The per-bundle cap is 30 MB for JS, 16 MB for CSS. If your build crosses it, mark heavy dependencies as externals in the design system YAML so the canvas resolver fetches them at render time instead. The error message names the actual size and suggests common culprits (charting libs, icon kits as barrels, rich-text editors). 30 MB is the upper bound, not the new normal — iframe init time scales with bundle size, so externalising heavy deps is still the recommended path for anything beyond a few MB.

"Scope mismatch (--strict-scope)"

The bundle exposes names that aren't in the manifest's scope: block. The error message lists the missing names. Add the ones you want exposed to state JSX to scope: (and ideally to components: too, with a snippet so the palette can render them); drop the flag if you'd rather let exports drift and clean them up later.
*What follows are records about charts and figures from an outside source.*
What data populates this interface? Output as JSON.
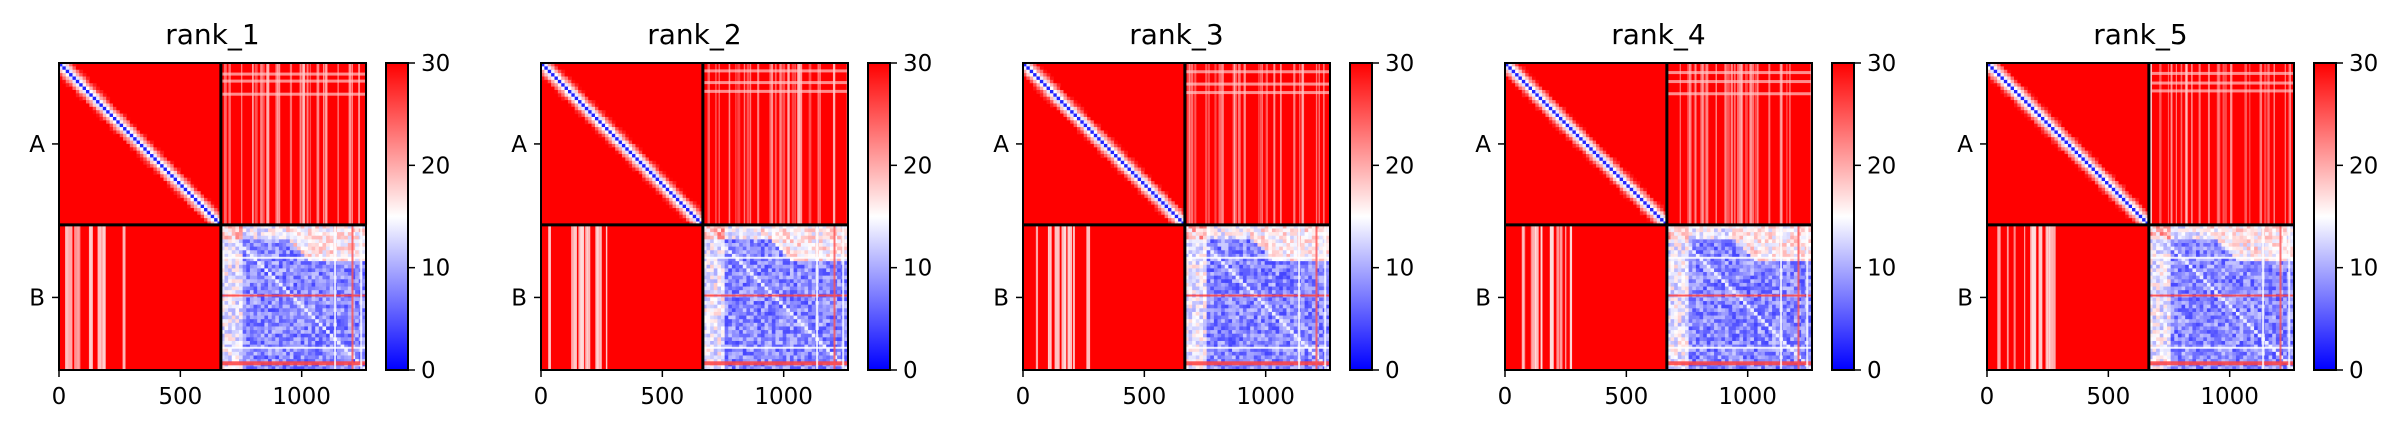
{
  "chart_data": {
    "type": "heatmap",
    "colormap": [
      "#0000ff",
      "#ffffff",
      "#ff0000"
    ],
    "color_range": [
      0,
      30
    ],
    "colorbar_ticks": [
      "0",
      "10",
      "20",
      "30"
    ],
    "x_ticks": [
      0,
      500,
      1000
    ],
    "x_tick_labels": [
      "0",
      "500",
      "1000"
    ],
    "x_range": [
      0,
      1265
    ],
    "chain_boundary": 667,
    "y_labels": [
      "A",
      "B"
    ],
    "grid": false,
    "panels": [
      {
        "title": "rank_1"
      },
      {
        "title": "rank_2"
      },
      {
        "title": "rank_3"
      },
      {
        "title": "rank_4"
      },
      {
        "title": "rank_5"
      }
    ]
  }
}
"yarn install" takes forever on every push

Enable Yarn / npm / pnpm cache in setup-node:

- uses: actions/setup-node@v4
  with:
    node-version: '20'
    cache: yarn          # or 'npm' / 'pnpm'

First run is still slow; subsequent runs reuse the cached deps directory keyed off the lockfile. For very large monorepos, also consider actions/cache for the full node_modules tree — Statecraft only needs the entry file's transitive deps to be resolvable.
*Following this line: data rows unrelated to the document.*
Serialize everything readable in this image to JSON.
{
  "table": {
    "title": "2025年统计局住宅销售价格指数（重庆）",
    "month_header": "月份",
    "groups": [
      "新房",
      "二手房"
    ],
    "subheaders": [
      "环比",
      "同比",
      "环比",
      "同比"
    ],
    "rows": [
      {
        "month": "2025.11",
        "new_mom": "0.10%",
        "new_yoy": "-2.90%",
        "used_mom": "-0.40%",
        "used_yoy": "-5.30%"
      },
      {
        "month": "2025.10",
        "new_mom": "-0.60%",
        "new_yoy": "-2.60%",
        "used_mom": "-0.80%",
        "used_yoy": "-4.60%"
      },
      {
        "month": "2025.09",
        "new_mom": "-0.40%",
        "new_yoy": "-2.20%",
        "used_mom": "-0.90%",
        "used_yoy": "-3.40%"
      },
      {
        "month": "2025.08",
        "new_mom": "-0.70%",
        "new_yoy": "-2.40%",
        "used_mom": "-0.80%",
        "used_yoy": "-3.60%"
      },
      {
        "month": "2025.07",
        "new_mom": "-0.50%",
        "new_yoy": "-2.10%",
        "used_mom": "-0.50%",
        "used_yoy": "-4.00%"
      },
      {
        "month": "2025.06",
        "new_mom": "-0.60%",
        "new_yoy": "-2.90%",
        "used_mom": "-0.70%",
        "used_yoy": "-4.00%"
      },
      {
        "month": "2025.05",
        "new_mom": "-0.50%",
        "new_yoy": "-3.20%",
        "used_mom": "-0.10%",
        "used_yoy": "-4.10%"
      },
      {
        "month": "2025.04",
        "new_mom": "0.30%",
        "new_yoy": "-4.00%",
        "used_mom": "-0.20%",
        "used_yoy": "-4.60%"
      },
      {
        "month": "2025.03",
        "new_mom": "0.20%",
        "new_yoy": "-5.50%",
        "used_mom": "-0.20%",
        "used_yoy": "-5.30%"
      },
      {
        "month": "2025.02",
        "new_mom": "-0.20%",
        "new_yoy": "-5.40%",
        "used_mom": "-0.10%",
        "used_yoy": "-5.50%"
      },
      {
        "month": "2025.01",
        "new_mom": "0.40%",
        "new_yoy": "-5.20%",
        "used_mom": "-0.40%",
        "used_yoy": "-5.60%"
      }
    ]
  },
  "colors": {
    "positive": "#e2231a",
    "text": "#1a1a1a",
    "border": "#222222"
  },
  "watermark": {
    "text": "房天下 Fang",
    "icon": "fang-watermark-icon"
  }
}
"npm 11 arborist bug (Link.matches null)"

npm 11 on Node 22+ crashes during dep tree dedup on certain shapes — most often when rollup's platform-optional native binaries land alongside their no-op stubs. Statecraft recognises the stack signature and points at the standard workaround: switch the publish step to pnpm or yarn. pnpm and yarn don't share npm's arborist and resolve the same manifest cleanly; corepack ships with Node 22+ so neither needs a separate install. Update your workflow to pick the package manager explicitly:

- name: Publish design system
  run: pnpm dlx statecraft publish ./statecraft.yaml --strict-scope
  env:
    STATECRAFT_TOKEN: ${{ secrets.STATECRAFT_TOKEN }}

The flip is local to the CI workflow — your repo's own package.json and lockfile stay untouched. Generic npm install failures that don't match a specific Statecraft classifier also nudge toward the same pnpm remediation from the fallback hint, on the theory that if your manifest installs standalone with pnpm/yarn it'll install in CI with pnpm/yarn too.